The Ovation Awards, which are chosen by theater professionals in the greater Los Angeles area, are a big deal in the relatively small world of Southern California theater. It's "LA's most coveted theater honor," according to something called the Los Angeles Times, and makes no distinctions between big, small, professional or storefront theaters.
Along with the six Hair nominations, the Chance is also up for a new category in the Ovations this year: Best Season, right up there with Los Angeles heavyweights the Geffen Playhouse, Rubicon Theatre Company, the Fountain Theater and Troubadour Theater Company, which has graced Orange County with its presence often the past decade years with its helter-skelter blend of Shakespeare and pop tunes (Fleetwood Macbeth, Romeo Hall and Juliet Oates; Hamlet, the Artist Formerly Known as the Prince of Denmark).
We've been saying for several years that the Chance has surpassed every other OC storefront theater in terms of work and execution. It retains the best acting pool, the highest production values and has demonstrated an ability to nail everything from complicated Stephen Sondheim musicals and complex Anton Chekov plays to more contemporary fare, such as its gripping production of David Lindsay-Abaire's Pulitzer Prize-winning Rabbit Hole, in 2008.

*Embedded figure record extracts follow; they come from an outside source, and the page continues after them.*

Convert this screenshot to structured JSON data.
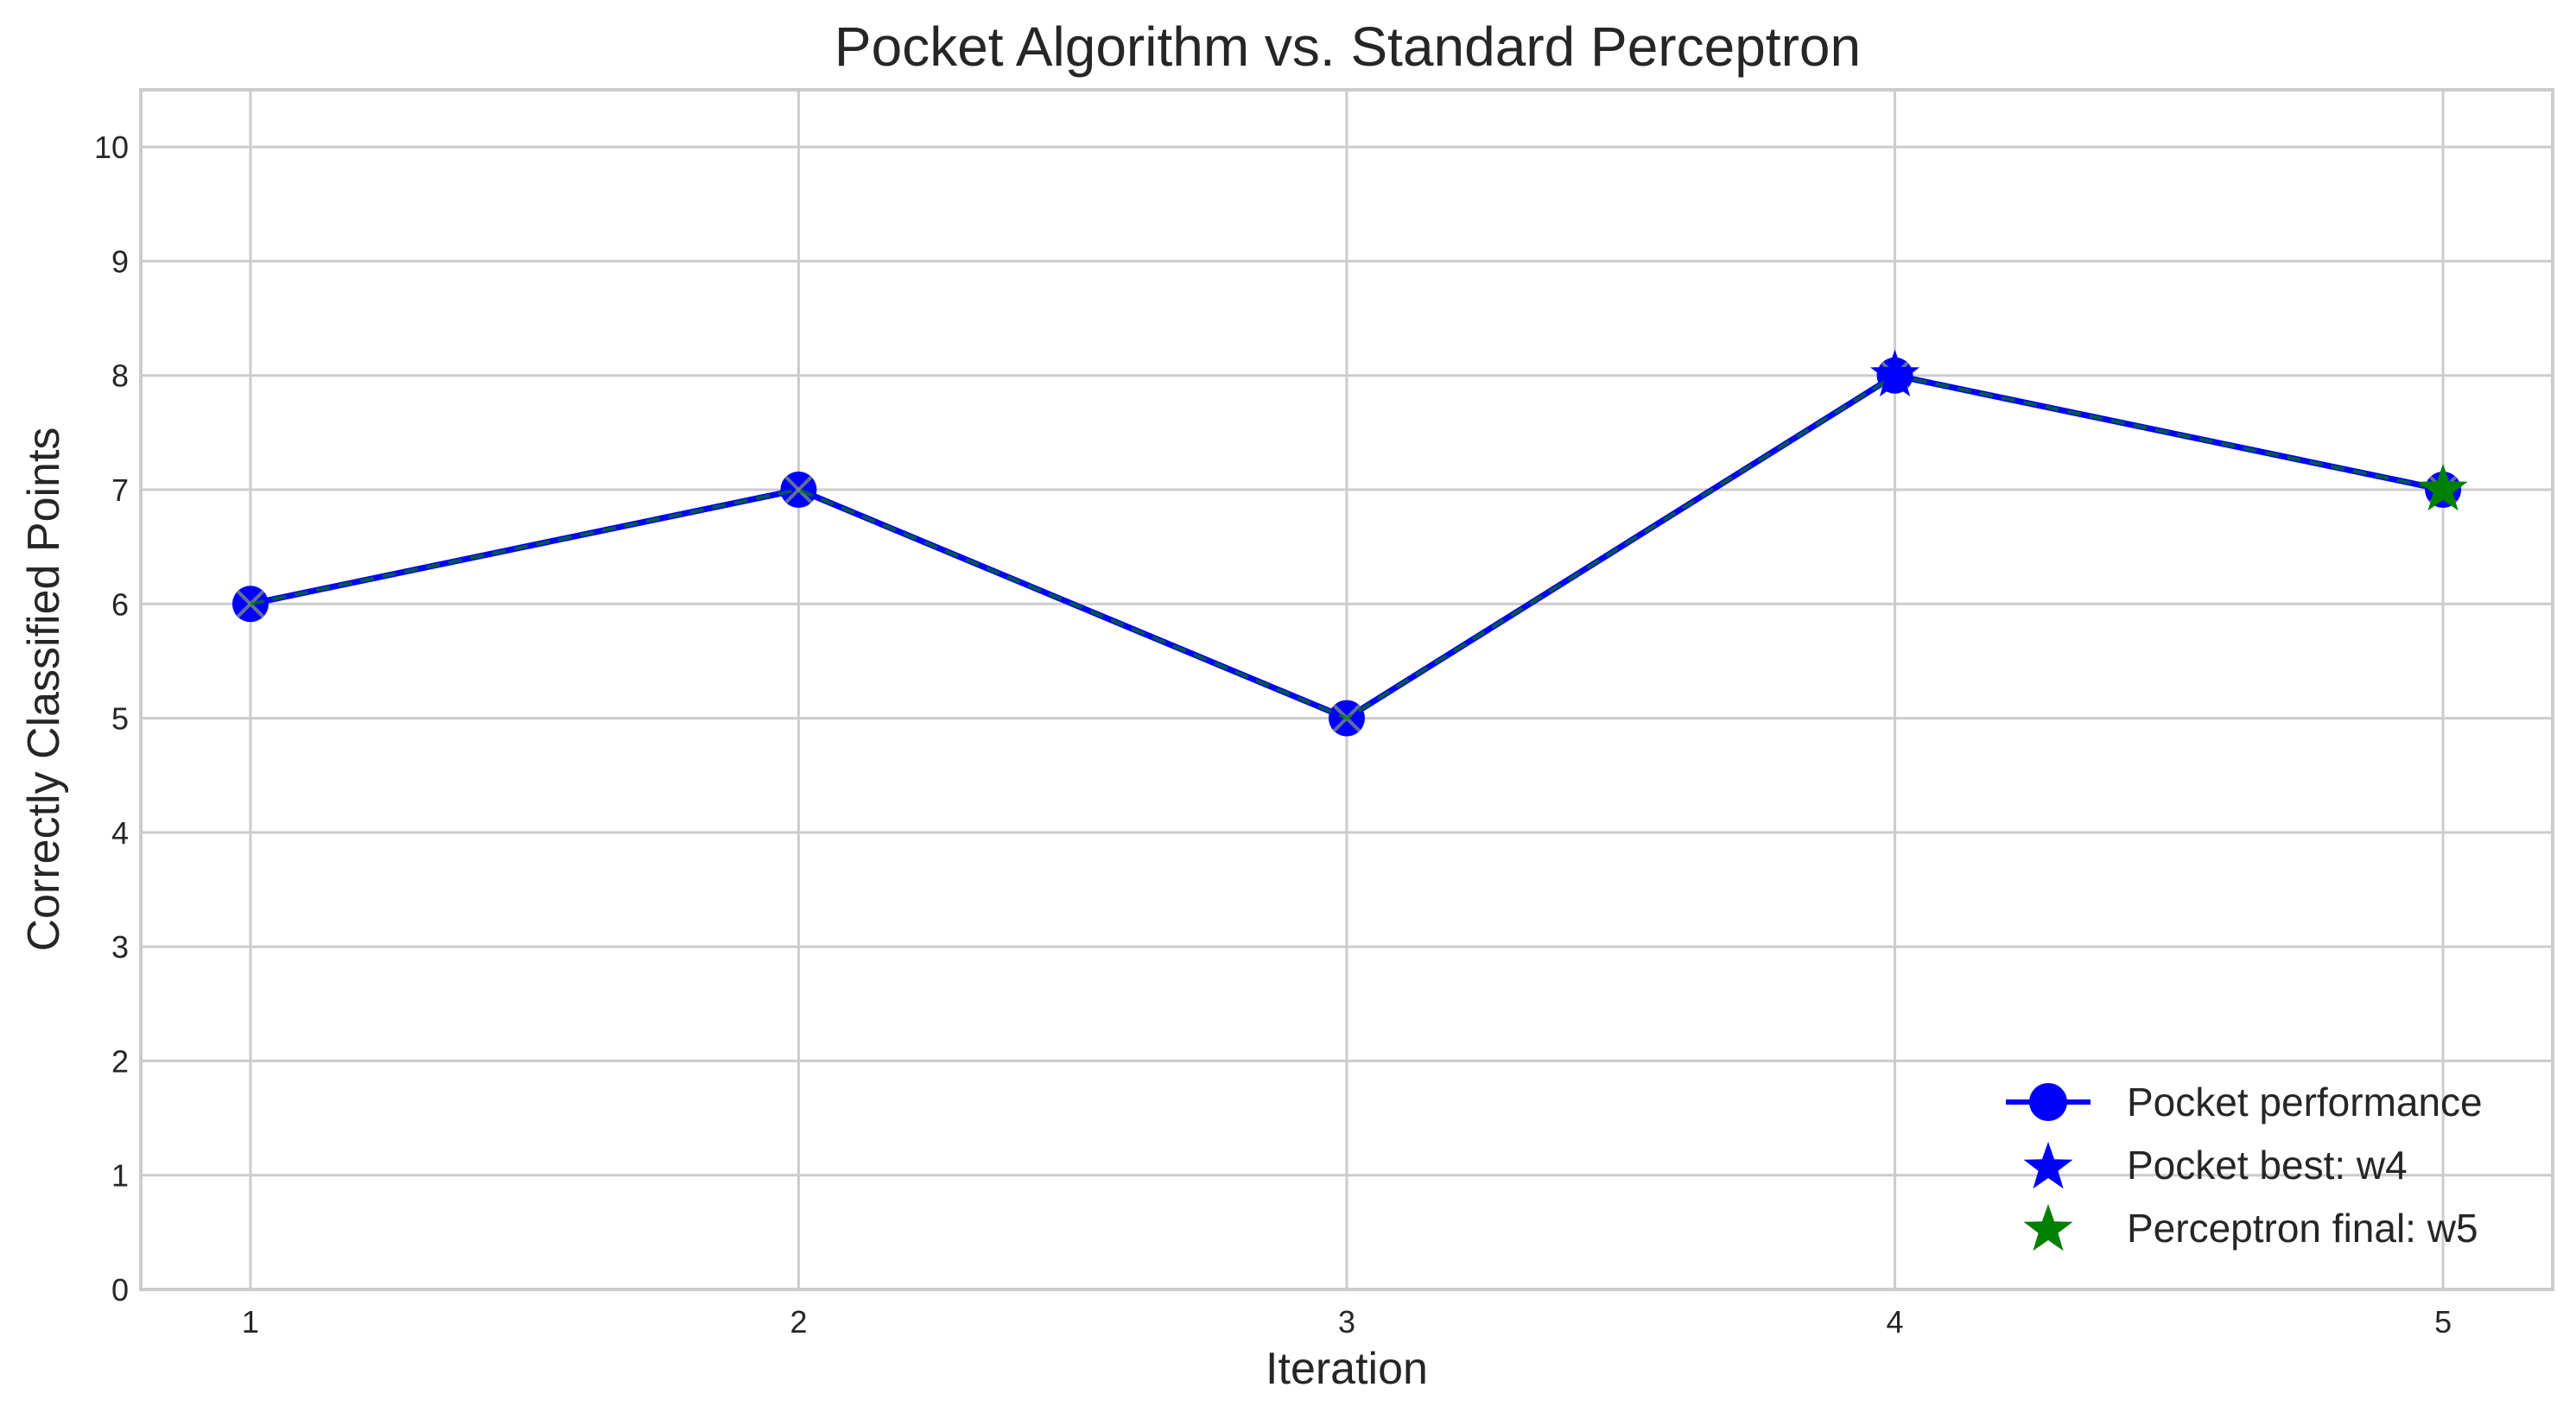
{
  "chart_data": {
    "type": "line",
    "title": "Pocket Algorithm vs. Standard Perceptron",
    "xlabel": "Iteration",
    "ylabel": "Correctly Classified Points",
    "x": [
      1,
      2,
      3,
      4,
      5
    ],
    "xlim": [
      0.8,
      5.2
    ],
    "ylim": [
      0,
      10.5
    ],
    "xticks": [
      1,
      2,
      3,
      4,
      5
    ],
    "yticks": [
      0,
      1,
      2,
      3,
      4,
      5,
      6,
      7,
      8,
      9,
      10
    ],
    "grid": true,
    "legend_position": "bottom-right",
    "series": [
      {
        "name": "Pocket performance",
        "values": [
          6,
          7,
          5,
          8,
          7
        ],
        "color": "#0000ff",
        "marker": "circle"
      },
      {
        "name": "",
        "values": [
          6,
          7,
          5,
          8,
          7
        ],
        "color": "#008000",
        "style": "dashed",
        "marker": "x"
      }
    ],
    "highlights": [
      {
        "name": "Pocket best: w4",
        "x": 4,
        "y": 8,
        "color": "#0000ff",
        "marker": "star"
      },
      {
        "name": "Perceptron final: w5",
        "x": 5,
        "y": 7,
        "color": "#008000",
        "marker": "star"
      }
    ]
  }
}
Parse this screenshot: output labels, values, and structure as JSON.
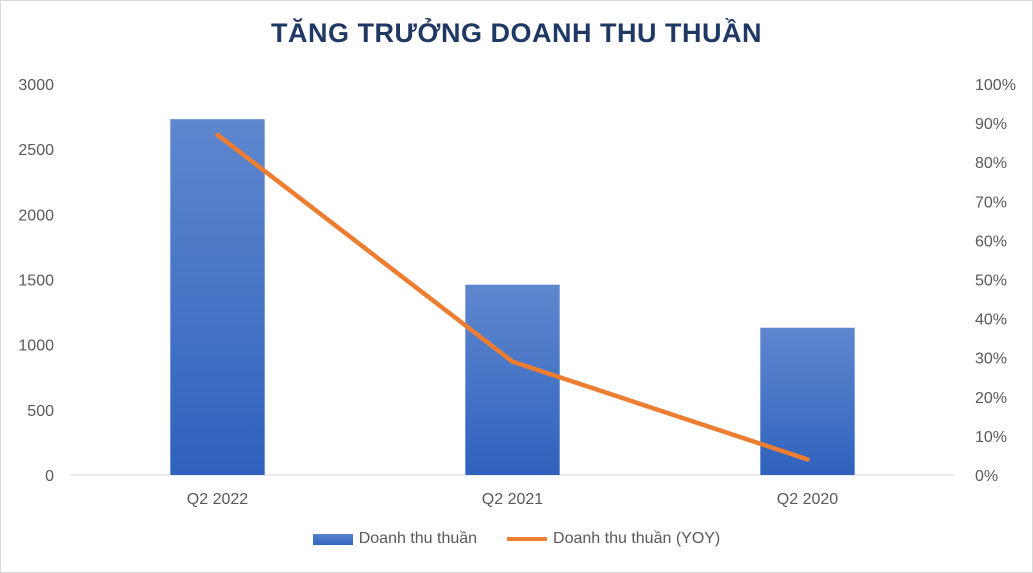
{
  "chart_data": {
    "type": "bar",
    "title": "TĂNG TRƯỞNG DOANH THU THUẦN",
    "categories": [
      "Q2 2022",
      "Q2 2021",
      "Q2 2020"
    ],
    "series": [
      {
        "name": "Doanh thu thuần",
        "type": "bar",
        "axis": "left",
        "values": [
          2730,
          1460,
          1130
        ],
        "color": "#3a6bc4"
      },
      {
        "name": "Doanh thu thuần (YOY)",
        "type": "line",
        "axis": "right",
        "values": [
          0.87,
          0.29,
          0.04
        ],
        "color": "#ed7d31"
      }
    ],
    "y_left": {
      "ylim": [
        0,
        3000
      ],
      "ticks": [
        "0",
        "500",
        "1000",
        "1500",
        "2000",
        "2500",
        "3000"
      ]
    },
    "y_right": {
      "ylim": [
        0,
        1
      ],
      "ticks": [
        "0%",
        "10%",
        "20%",
        "30%",
        "40%",
        "50%",
        "60%",
        "70%",
        "80%",
        "90%",
        "100%"
      ]
    },
    "grid": false,
    "legend": "bottom"
  }
}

It's received a slew of OC Weekly Theater Award nominations (along with other, far less prestigious ones) over its 10-year history, and it can easily make the case that it's the most successful OC theater since one that launched in 1964 in Costa Mesa: SCR, which today is a major factory of new play development in American theater and one of the country's most well-respected theaters.
If the Chance continues to kick ass over the next 10 years, it seems unavoidable that it will eventually be hanging with the biggest kids on the theatrical block.